Volkswagen has a uphill climb

Posted By on July 8, 2005

VW Sales Americas June 2005
* Year to Date figures for VW in the Americas
Painfully for VW, its a continual release of news from reporters covering the VW scandel and lousy business performance. Just today another article was in published in (July 8, 2005) Wallstreet Journal.

In summary (and opinion) of the many articles I’ve read over the last several days, I’ve concluded that VW has an long uphill climb, not easily recognized from a US perspective. As Stephen Power, a WSJ reporter, indicates, “much of Germany is riveted by an investigation in to bribery allegations at VWAG” and the internal shake up happening “behind the scenes at Europe’s largest car maker in terms of sales.”
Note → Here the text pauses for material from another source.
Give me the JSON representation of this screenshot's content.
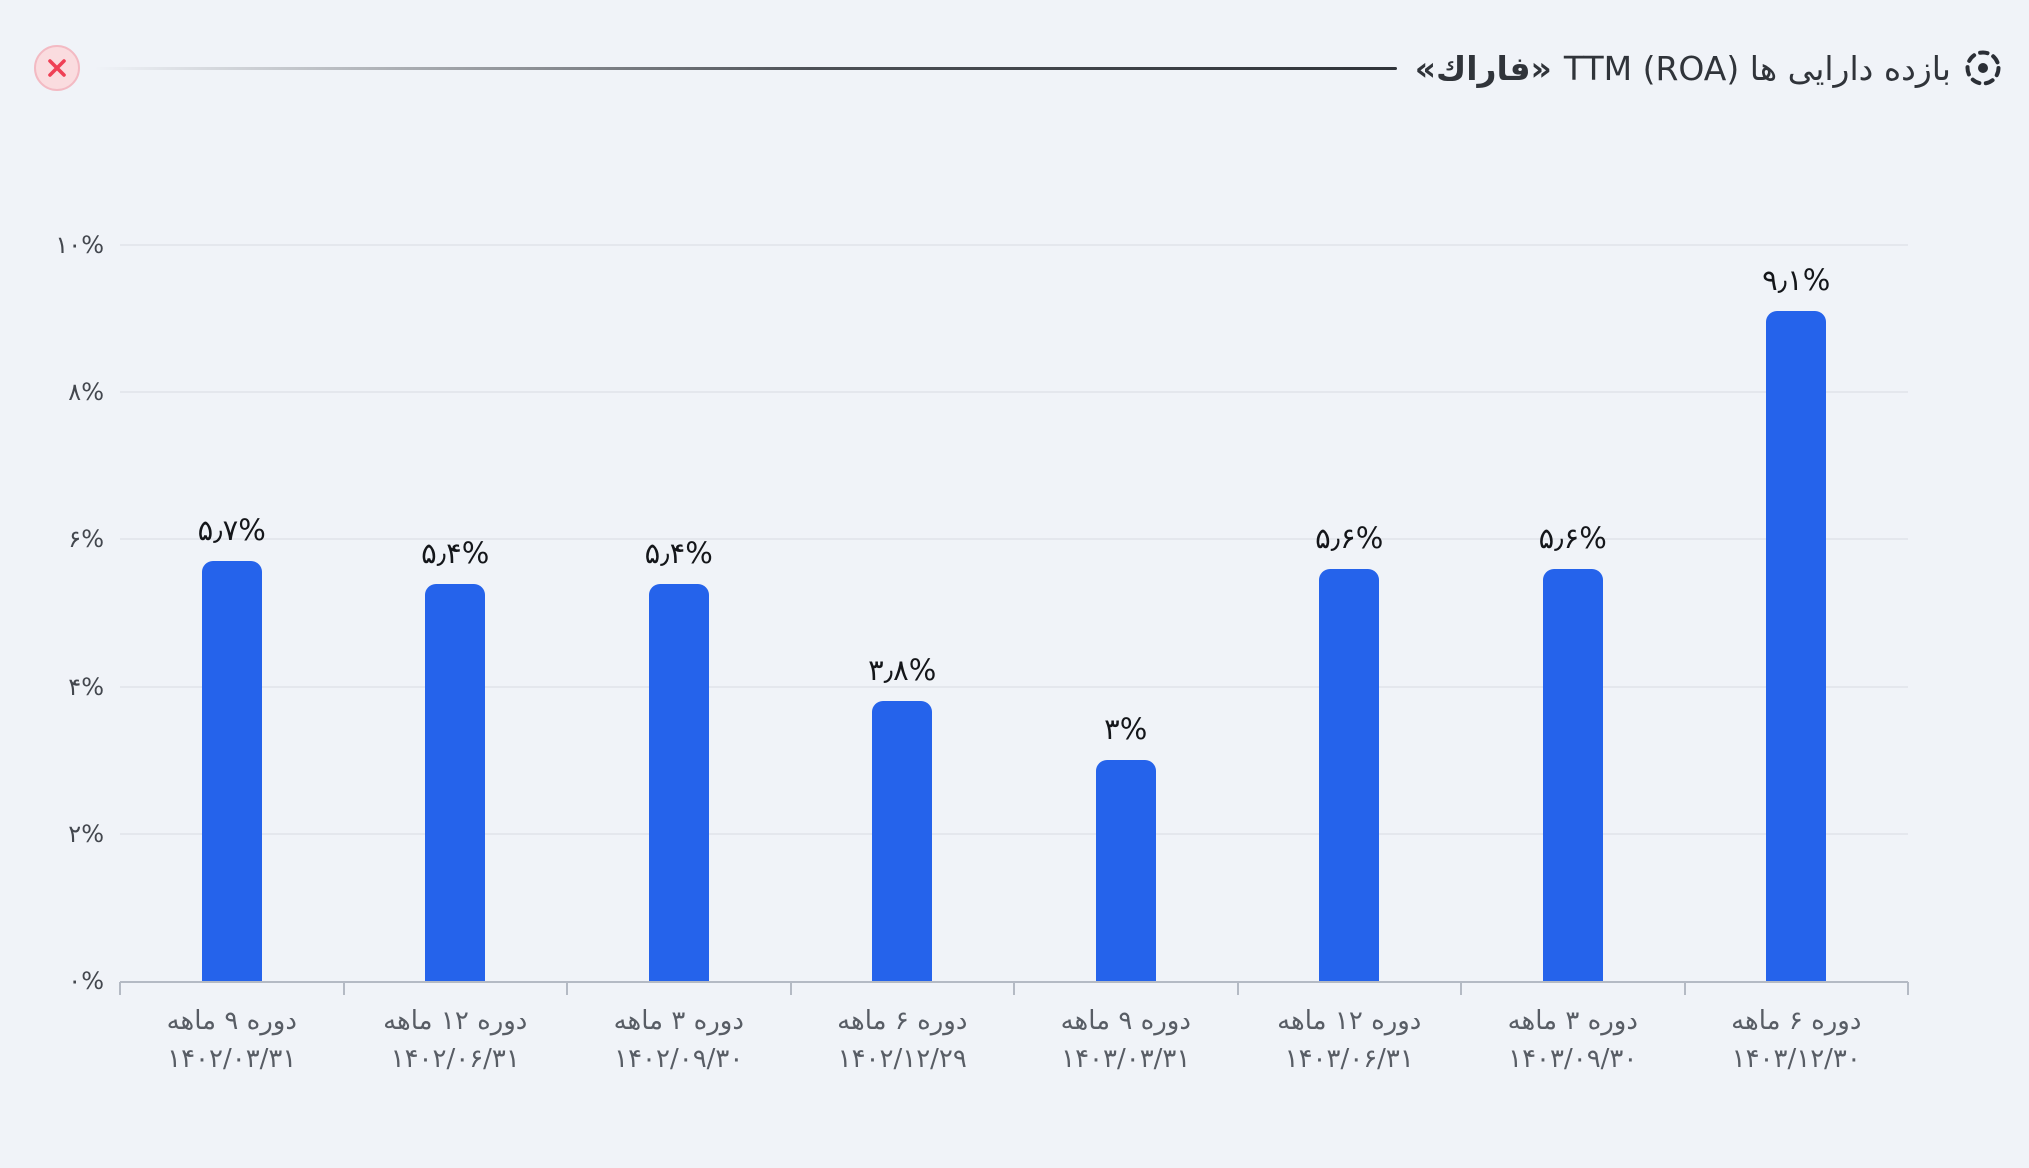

Much of Germany’s debate is whether to keep Gerhard Schroder as chancellor … but to many, attempting to figure out how to keep VW from losing money is even more critical. The problem stems from “poor product quality, underutilized plants and German auto-manufacturing wages – the highest in the world.” One major problem is that the US division of VW accounts for 60% of unit sales and had a shocking 52 million dollar lost last year … in part due to Dave’s slumping stellar sales. I added that last bit to see who is still reading. 🙂 Most likely the real impact is slumping US auto sales and the difficulty in selling a retooled VW lineup against the heavily discounted ’employee pricing’ marketed brands. The US sales problem for VW is that their sales have fallen 24% in the last year … over what was not necessarily a stellar previous year.

Volkswagen AG has hired a American educated DaimlerChrysler AG guy, Wolfgang Bernhard, and charge him with the turning VW around in both quality and profitablity. At the Chysler Group he did this with slashing costs in production development. Little is being said publicly about his ideas, but concerns between labor in Germany with a 11.6% unemployment rate and high Eurodollar-to-other currency exchange rates will make moving more jobs overseas (ie. Mexico, etc) a necessity although complicated task when dealing with German labor. This problem has been faced by US automakers, but is particularly a problem in Europe in that the largest shareholder is the German state of Lower Saxony … which in keeping with German law require half the seats on the company board to be worker representatives. (again … at a time of 11.6% German unemployment.)

Obviously the bribery scandel is adding fuel to the fire. The allegations are that top Volkswagen officials paid bribes to the company’s top labor leaders as a way to secure cooperation in contract negotiations. Their is also allegations the these Volkswagen officials themselves accepted bribes from parts suppliers. What a mess. The scandel and poor performance is bound to have an effect on management and we are already beginning to see the rats jumping ship. Klaus Volkert, head of the works council, unexpectedly resigned but has denied any criminal wrongdoing.

The industry analysis have pretty much concluded that success at VW will depend on the willingness to cut jobs as capacity is only at 81% which is far below their competitors. (93 and 95% for Toyota and RenaultSA) According to Stephen Cheetham an analysis with Sanford Bernstein, any decisions to cut jobs “has implications for the whole of Germany and German employment.”

VW has made a decided push to improve quality, it has yet to have been seen, but is part of Bernhard’s focus. Seemingly his goal is to raise quality and reduce complexity in Volkswagen cars. The move toward a ‘premium brand’ has not worked well and sales of the popular Golf have fallen as well. He has told his engineers not to worry about keeping up with brands like Mercedes-Benz and focus on competing on value with Toyotas that have been gobbling up European marketshare. (Reminds me of US automakers?) Mr. Bernhard has told his engineers to review their new models and find way to eliminate needless frills. According to the Volkswagen spokesman, Mr. Grosse-Leege, Berharhard says to the staff, “we have to cut this amount of cost from the car or we’re are not going to build the car” He goes on to indicate that “the Japanese are attacking Europe … and that we are going to have to fight them.”

A continual message is “quality,” and Bernhard delivered a “blunt message to VW workers” that they need to raise quality. A bonus structure is being offered to managers that is tied to quality improvements.

There is no question that VW as a whole is in an uphill climb. There quality is lagging, sales are down, desired models unavailable and inefficient German labor connections already experiencing high unemployment dragging on a turnaround. Add to this the allegations of bribes that go both ways along with a management shake up and making VW profitable again becomes even more of a challenge.